Eventualmente, com tempo e paciência, melhorei. Um dia de cada vez. Mas admito, estou traumatizada. Estou mesmo. Quase todas as noites sonho com dentes, que o maxilar me cai nas mãos (nojento, eu sei mas não tenho culpa), que me caiem os dentes, etc etc...

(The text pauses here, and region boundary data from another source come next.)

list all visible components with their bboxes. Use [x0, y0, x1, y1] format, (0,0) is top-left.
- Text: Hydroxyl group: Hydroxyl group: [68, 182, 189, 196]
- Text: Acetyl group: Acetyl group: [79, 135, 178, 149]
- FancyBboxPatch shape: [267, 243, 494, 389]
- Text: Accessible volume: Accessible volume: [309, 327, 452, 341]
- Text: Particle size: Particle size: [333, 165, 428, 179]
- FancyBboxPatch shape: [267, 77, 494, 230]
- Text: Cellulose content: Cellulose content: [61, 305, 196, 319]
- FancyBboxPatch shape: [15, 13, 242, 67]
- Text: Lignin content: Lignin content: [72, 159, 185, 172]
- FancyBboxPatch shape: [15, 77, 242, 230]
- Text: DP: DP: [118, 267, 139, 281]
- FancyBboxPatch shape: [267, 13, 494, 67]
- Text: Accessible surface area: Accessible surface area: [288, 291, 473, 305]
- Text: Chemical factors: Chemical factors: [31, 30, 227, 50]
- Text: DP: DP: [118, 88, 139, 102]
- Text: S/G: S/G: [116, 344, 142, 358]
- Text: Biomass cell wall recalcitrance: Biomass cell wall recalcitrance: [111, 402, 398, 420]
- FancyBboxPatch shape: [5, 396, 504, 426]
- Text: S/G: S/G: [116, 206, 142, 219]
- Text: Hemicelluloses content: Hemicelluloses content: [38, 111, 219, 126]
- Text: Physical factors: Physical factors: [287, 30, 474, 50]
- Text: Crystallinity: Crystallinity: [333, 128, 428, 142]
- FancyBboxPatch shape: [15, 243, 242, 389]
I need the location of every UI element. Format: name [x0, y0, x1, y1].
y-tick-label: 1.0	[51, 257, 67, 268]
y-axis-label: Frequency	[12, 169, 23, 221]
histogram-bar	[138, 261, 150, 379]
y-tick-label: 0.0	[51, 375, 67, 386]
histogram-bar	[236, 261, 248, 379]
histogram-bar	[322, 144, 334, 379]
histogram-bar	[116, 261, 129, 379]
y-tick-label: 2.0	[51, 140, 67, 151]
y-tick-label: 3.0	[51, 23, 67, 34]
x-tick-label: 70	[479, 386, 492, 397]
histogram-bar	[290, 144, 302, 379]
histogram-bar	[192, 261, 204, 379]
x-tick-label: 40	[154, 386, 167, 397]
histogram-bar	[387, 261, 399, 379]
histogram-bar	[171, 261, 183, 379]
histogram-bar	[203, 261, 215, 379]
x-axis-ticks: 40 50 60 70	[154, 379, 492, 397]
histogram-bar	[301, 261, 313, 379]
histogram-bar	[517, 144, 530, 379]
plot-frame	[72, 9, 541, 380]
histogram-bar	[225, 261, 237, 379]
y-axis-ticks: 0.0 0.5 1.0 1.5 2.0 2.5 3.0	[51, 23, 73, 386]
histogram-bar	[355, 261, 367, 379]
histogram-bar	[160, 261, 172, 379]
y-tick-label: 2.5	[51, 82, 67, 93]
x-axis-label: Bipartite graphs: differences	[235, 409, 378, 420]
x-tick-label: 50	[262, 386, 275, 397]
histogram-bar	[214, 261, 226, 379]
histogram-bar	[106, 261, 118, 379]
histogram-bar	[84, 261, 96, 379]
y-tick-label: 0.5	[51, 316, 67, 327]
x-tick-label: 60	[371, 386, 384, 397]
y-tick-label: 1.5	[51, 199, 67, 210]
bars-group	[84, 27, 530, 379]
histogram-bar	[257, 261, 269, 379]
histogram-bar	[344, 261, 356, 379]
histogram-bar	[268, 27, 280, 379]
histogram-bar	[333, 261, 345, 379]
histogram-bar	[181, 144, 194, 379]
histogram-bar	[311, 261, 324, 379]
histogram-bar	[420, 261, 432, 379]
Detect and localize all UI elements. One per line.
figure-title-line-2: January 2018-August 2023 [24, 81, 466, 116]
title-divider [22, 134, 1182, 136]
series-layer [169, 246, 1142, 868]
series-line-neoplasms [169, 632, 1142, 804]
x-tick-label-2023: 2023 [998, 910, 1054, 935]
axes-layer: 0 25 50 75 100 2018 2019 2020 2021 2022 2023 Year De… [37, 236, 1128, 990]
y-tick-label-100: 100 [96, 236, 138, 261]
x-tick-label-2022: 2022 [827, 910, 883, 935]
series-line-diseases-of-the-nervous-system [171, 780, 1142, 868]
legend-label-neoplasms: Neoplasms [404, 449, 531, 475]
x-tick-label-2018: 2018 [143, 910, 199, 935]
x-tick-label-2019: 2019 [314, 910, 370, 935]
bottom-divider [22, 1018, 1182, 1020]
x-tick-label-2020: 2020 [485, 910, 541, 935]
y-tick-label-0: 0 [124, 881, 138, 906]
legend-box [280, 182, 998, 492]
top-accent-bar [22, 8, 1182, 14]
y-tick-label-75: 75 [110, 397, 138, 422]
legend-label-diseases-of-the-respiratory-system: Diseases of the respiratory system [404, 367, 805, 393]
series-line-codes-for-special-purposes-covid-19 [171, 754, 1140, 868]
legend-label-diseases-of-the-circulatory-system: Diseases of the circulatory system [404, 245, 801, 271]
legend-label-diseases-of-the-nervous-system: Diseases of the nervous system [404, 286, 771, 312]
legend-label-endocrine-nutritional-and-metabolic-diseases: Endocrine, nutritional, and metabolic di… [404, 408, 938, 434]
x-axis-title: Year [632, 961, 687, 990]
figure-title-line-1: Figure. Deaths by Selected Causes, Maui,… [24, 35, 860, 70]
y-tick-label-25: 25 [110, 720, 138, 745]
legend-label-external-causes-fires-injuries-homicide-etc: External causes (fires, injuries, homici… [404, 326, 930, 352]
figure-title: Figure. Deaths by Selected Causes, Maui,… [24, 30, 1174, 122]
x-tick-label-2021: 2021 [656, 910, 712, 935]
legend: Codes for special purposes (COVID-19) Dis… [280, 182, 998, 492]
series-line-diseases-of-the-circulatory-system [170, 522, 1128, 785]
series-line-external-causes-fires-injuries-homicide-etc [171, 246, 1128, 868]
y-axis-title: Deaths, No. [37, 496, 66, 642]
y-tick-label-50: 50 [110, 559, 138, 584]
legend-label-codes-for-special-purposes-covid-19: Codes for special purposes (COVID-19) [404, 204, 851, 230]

Agora, quase 5 anos depois, tenho uma tatuagem nas costelas para me lembrar do fundo do poço onde estive, do que passei e que nunca desisti. Posso cair, mas levanto-me sempre. Stay Strong...Always. 😉

Sobre as fotos; a primeira foi tirada 2 semanas depois da cirurgia. Ainda um pouco inchada, sobretudo no buço e nariz. Acho que só desinchei completamente uns 2 meses depois. A 2a foto foi em Agosto desse mesmo ano, 5 meses depois. Fiquei sempre com a cicatriz no maxilar, dando a impressão de ter um buraco na gengiva, por cima. E para quem se pergunta, sim fui operada com o aparelho na boca. Só o tirei quase 1 ano depois.

No próximo falarei do que veio a seguir, no fim de contas, tinha ganho um sorriso novo. Pela primeira vez na vida tinha um sorriso normal.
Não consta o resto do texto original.